See, bond-holders have been getting suspicious of these so-called local government funding platforms (LGFPs). Investment bonds tend to be hard to track in China to the point where investors don’t know what they’re holding. And, a lot of these projects are in danger of being underused when done. That means they don’t generate a profit and then…default. That is what authorities are desperately trying to avoid with these new bond issuance’s.
“To avoid a bank default, we believe the authorities need to take decisive action to restructure local debt,” Qu Hongbin, chief China economist at HSBC Holdings Plc in Hong Kong, wrote in a report dated Monday. “We see the issuance of municipal bonds as the best option.”
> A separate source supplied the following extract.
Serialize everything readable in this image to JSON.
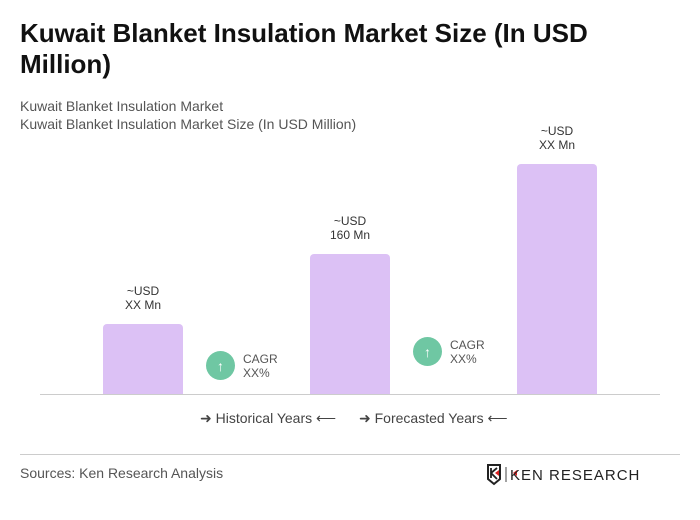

The government has already repackaged 2.1 trillion yuan of local government debt as corporate debt so that borrowing can continue. Even still, local government liabilities are at whopping 7.1 trillion yuan ($1.1 billion). At the end of 2010 LGFP’s had 10.7 trillion yuan in outstanding liabilities, 8.5 trillion of which was in the form of bank loans.
The management of some of these companies was “irregular” and their ability to repay debt is weak, auditor-general Liu Jiayi said at the end of last year. The vehicles had more than 8 trillion yuan in debt overdue, he said.
So these new bonds will just add more to the pile. Let’s see how it all shakes out.